Supporting Feminist Activism and Increasing Women’s
In Iraq, long-standing challenges – including ongoing civil conflicts, violence, corruption, the growing presence of armed groups, and a loss of public confidence in the political process – have eroded state institutions and led to a situation in which the rights of Iraqi women are constantly under threat. At the same time, women continue to be excluded from active participation in public life.
These challenges are evident in the low representation of women in decision-making spaces and conflict resolution, as well as growing rates of early and forced marriage and sexual and gender-based violence, widespread illiteracy among women and girls, increasing numbers of internally displaced women, and the absence of basic health services and social and legal protection.Together with our partners in Baghdad and Kurdistan, WILPF is working on developing feminist approaches to security, peace, and gender justice in Iraq, including through increasing women’s meaningful participation in decision and peace-making processes at the local and international levels.
“Working together gives us real strength. It gives us a louder voice in demanding our rights and helps us achieve real justice.”

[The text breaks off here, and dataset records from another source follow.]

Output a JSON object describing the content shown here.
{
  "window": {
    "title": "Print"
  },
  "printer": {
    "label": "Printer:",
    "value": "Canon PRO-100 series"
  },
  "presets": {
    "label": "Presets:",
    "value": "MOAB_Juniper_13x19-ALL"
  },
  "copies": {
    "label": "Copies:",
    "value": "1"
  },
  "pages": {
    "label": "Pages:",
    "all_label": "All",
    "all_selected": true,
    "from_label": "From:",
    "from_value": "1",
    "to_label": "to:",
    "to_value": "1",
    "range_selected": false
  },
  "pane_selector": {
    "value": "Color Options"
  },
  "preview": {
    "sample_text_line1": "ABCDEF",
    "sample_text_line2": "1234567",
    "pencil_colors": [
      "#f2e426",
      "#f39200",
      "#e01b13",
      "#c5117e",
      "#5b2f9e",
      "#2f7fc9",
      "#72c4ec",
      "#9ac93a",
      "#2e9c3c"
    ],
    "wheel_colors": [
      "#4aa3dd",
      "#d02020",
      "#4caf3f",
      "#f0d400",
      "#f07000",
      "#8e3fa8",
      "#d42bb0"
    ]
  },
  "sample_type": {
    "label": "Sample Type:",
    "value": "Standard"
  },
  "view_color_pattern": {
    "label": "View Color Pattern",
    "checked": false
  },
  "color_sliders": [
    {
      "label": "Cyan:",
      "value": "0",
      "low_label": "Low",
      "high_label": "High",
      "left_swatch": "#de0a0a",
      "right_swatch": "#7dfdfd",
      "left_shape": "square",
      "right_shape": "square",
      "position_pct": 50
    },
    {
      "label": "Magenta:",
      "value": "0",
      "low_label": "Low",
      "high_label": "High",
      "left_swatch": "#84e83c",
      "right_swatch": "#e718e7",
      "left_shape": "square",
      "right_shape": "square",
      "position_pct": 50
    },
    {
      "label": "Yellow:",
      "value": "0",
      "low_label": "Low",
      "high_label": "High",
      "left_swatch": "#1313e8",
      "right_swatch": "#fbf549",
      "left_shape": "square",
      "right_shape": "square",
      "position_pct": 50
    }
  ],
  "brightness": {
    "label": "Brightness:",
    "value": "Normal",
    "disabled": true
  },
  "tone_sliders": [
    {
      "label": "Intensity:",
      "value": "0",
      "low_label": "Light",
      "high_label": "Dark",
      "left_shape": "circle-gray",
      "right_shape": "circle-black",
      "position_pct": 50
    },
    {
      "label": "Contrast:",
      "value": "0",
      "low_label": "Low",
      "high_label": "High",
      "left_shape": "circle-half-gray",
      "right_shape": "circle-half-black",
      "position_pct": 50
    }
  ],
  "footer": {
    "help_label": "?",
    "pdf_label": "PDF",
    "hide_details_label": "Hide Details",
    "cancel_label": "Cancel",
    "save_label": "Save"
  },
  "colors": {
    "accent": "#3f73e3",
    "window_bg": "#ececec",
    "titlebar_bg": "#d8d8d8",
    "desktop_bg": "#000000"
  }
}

Coordinator of Iraqi Women’s Network
WILPF works jointly with the Iraqi Women Network (IWN) and Asuda for Combating Violence Against Women Organisation, in Iraq and Kurdish region, respectively, in order to develop feminist activism and increase women’s meaningful political, economic, and social participation.
Iraqi Women Bring the Country Closer to Peace
A delegation representing the Iraqi Women’s Network attended the Convention on the Elimination of all Forms of Discrimination against Women (CEDAW) session in October 2019 and briefed the UN Committee on the CEDAW shadow report submitted at the end of September the same year.
In this report, which resulted from a collaboration with more than 100 local organisations, IWN raised issues on women’s rights violations in Iraq and asked the committee to put pressure on the Iraqi government to commit to its obligations towards women’s rights.Read this interview with Amal Kabashi – Coordinator of the Iraqi Women’s Network – to learn more about IWN and the situation in Iraq.
IWN Baghdad Regional Forum for Developing Institutional Mechanisms for Women’s Advancement
In August 2019, the Iraqi Women’s Network (IWN), with the support of WILPF, held their first ever Baghdad Regional Forum for Developing Institutional Mechanisms for Women’s Advancement.
The forum gathered widespread attendance from Iraqi representatives of governments and civil society from across the region, as well as a number of regional and international organisations.
It was an opportunity for information sharing and consultation amongst civil society organisations (CSOs) about their countries’ national institutional mechanisms for women’s advancement across the MENA region.
The forum also aimed to mobilise collective efforts for the creation of an independent national machinery seeking to address women’s issues and empowerment in Iraq. As a result of the forum, IWN was able to secure buy-in from the Iraqi government to form the National Council for Women and submitted a project to create a Ministry of State for Women Affairs headed by a feminist figure.
Read the final statement and recommendations of the forum.
Gender Equality, Peace, and Security in Post-COVID-19 Iraq
As part of its membership in the Gender Action for Peace and Security (GAPS) network, WILPF closely coordinated with its Iraq-based partners to provide in-depth gender-conflict analysis that would help the international community and governments develop short and long-term programmes and response frameworks to address the wide-ranging impacts of COVID-19.The analysis, entitled Now and the Future Gender Equality, Peace and Security in a COVID-19 World, offers insights into how the pandemic is impacting conflict dynamics, which are themselves gendered.
Militarised Counter Terrorism and its Impact on Human Rights in Mosul, Iraq
In August 2019, WILPF and Asuda published a report titled: We Are Still Here: Mosulite Women 500 Days After the Conclusion of the Coalition Military Operation.
The report showcases how security measures adopted in Mosul, in Northern Iraq, disregard the human rights of the local civilian population, undermine local peacebuilding approaches, and inflict disproportionate impacts on Iraqi women and girls.
The report was a response to the military operation “We Are Coming” that announced the storming of Mosul in 2016.